Cliff was justifiably alarmed by the notion that the Red Army could create a workers state. He argued that the overthrow of capitalism could only be achieved by the working class, therefore the East European states must still be capitalist. The structural similarity between East Europe and the USSR showed, not that the East European states were workers states, but that the USSR was also capitalist. Any other conclusion, he claimed, contradicted the concept of socialism as the self-liberation of the working class. This claim was untrue. While the Red Army could not replace the workers and create socialism, it could (and did) impose the USSR’s “Asiatic” system on the occupied countries.
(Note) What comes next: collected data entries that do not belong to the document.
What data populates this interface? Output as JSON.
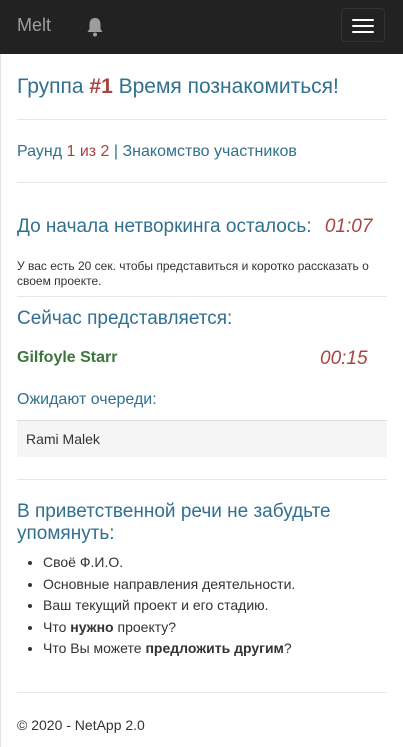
{
  "navbar": {
    "brand": "Melt",
    "notification_icon": "bell-icon",
    "menu_icon": "hamburger-menu-icon"
  },
  "group": {
    "prefix": "Группа",
    "number": "#1",
    "suffix": "Время познакомиться!"
  },
  "round": {
    "label": "Раунд",
    "progress": "1 из 2",
    "separator": "|",
    "title": "Знакомство участников"
  },
  "networking": {
    "heading": "До начала нетворкинга осталось:",
    "timer": "01:07",
    "note": "У вас есть 20 сек. чтобы представиться и коротко рассказать о своем проекте."
  },
  "current": {
    "heading": "Сейчас представляется:",
    "speaker": "Gilfoyle Starr",
    "timer": "00:15"
  },
  "queue": {
    "heading": "Ожидают очереди:",
    "items": [
      "Rami Malek"
    ]
  },
  "reminder": {
    "heading": "В приветственной речи не забудьте упомянуть:",
    "item1": "Своё Ф.И.О.",
    "item2": "Основные направления деятельности.",
    "item3": "Ваш текущий проект и его стадию.",
    "item4_pre": "Что ",
    "item4_bold": "нужно",
    "item4_post": " проекту?",
    "item5_pre": "Что Вы можете ",
    "item5_bold": "предложить другим",
    "item5_post": "?"
  },
  "footer": {
    "text": "© 2020 - NetApp 2.0"
  },
  "colors": {
    "navbar_bg": "#222222",
    "heading_blue": "#31708f",
    "accent_red": "#a94442",
    "speaker_green": "#3c763d"
  }
}
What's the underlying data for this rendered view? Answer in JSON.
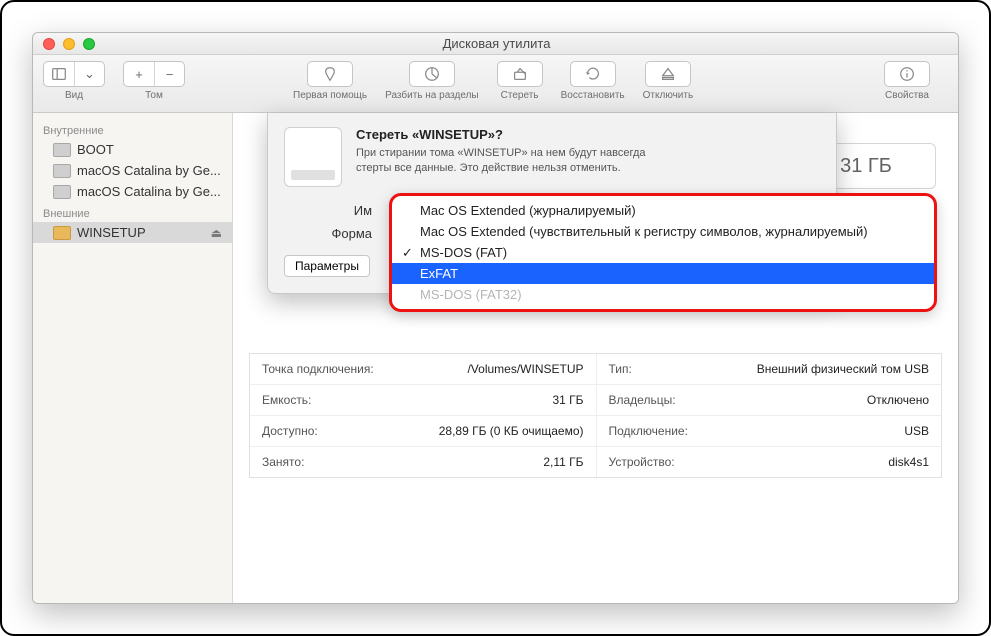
{
  "window": {
    "title": "Дисковая утилита"
  },
  "toolbar": {
    "view": "Вид",
    "volume": "Том",
    "first_aid": "Первая помощь",
    "partition": "Разбить на разделы",
    "erase": "Стереть",
    "restore": "Восстановить",
    "unmount": "Отключить",
    "info": "Свойства"
  },
  "sidebar": {
    "internal_header": "Внутренние",
    "external_header": "Внешние",
    "internal": [
      {
        "label": "BOOT"
      },
      {
        "label": "macOS Catalina by Ge..."
      },
      {
        "label": "macOS Catalina by Ge..."
      }
    ],
    "external": [
      {
        "label": "WINSETUP"
      }
    ]
  },
  "sizebox": "31 ГБ",
  "sheet": {
    "title": "Стереть «WINSETUP»?",
    "desc": "При стирании тома «WINSETUP» на нем будут навсегда стерты все данные. Это действие нельзя отменить.",
    "name_label": "Им",
    "format_label": "Форма",
    "params_btn": "Параметры"
  },
  "dropdown": {
    "options": [
      {
        "label": "Mac OS Extended (журналируемый)"
      },
      {
        "label": "Mac OS Extended (чувствительный к регистру символов, журналируемый)"
      },
      {
        "label": "MS-DOS (FAT)",
        "checked": true
      },
      {
        "label": "ExFAT",
        "selected": true
      },
      {
        "label": "MS-DOS (FAT32)",
        "disabled": true
      }
    ]
  },
  "info": {
    "rows": [
      {
        "l": {
          "k": "Точка подключения:",
          "v": "/Volumes/WINSETUP"
        },
        "r": {
          "k": "Тип:",
          "v": "Внешний физический том USB"
        }
      },
      {
        "l": {
          "k": "Емкость:",
          "v": "31 ГБ"
        },
        "r": {
          "k": "Владельцы:",
          "v": "Отключено"
        }
      },
      {
        "l": {
          "k": "Доступно:",
          "v": "28,89 ГБ (0 КБ очищаемо)"
        },
        "r": {
          "k": "Подключение:",
          "v": "USB"
        }
      },
      {
        "l": {
          "k": "Занято:",
          "v": "2,11 ГБ"
        },
        "r": {
          "k": "Устройство:",
          "v": "disk4s1"
        }
      }
    ]
  }
}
Cliff does not appear to have considered this possibility, which does not contradict the idea that only the working class can take human society forward from capitalism. So Cliff’s conclusion that the USSR was some sort of capitalism was decided at the outset. His theoretical arguments are decorative word spinning, in order that his presupposition (that the USSR was an example of the militarised state capitalism discussed by Bukharin in 1915) might appear to be a conclusion from his “analysis”. However, Cliff’s book was not all pretentious (and preposterous) “theory”; Cliff also asked the question: is labour-power a commodity in the USSR? Today, SWP theoreticians can effortlessly deduce that labour-power in the USSR was a commodity because the USSR was state capitalist. In 1948, Cliff was better than that. He investigated Soviet labour legislation and concluded — No, workers in the USSR do not even have the limited freedom of workers in capitalist countries. This created severe difficulties for the theory of state capitalism, but they were conjured away with more word spinning. Cliff’s supporters still claim that he has given us a unique insight into the nature of the USSR, but they have “taken out insurance” by deciding (without the bother of examining the evidence) that labour-power was always a commodity in the USSR, even in the Stalin era. In the real (as opposed to “state capitalist”) USSR, the first steps towards wage-labour were Khrushchev’s reforms of 1956. In his history (p356), Alec Nove writes: “Workers were now free to leave their jobs, though subject to some limitations on movement owing to the passport system, thus it was still very hard to obtain permission to live in Moscow and some other big cities. None the less, greater unplanned labour mobility was a fact, and this, plus the abolition of most of the forced-labour camps, complicated the process of planning and made wage relativities of ever greater economic significance.” According to the Maoists, this was treason against socialism and the restoration of capitalism! Capitalism was eventually restored, but it could be said in Khrushchev’s “defence” that his reforms were only the beginning — and he had no intention of going all the way. The Soviet empire was still patrolled by armed border guards (keeping people in), and any suggestion of collective wage bargaining was still anathema to the regime.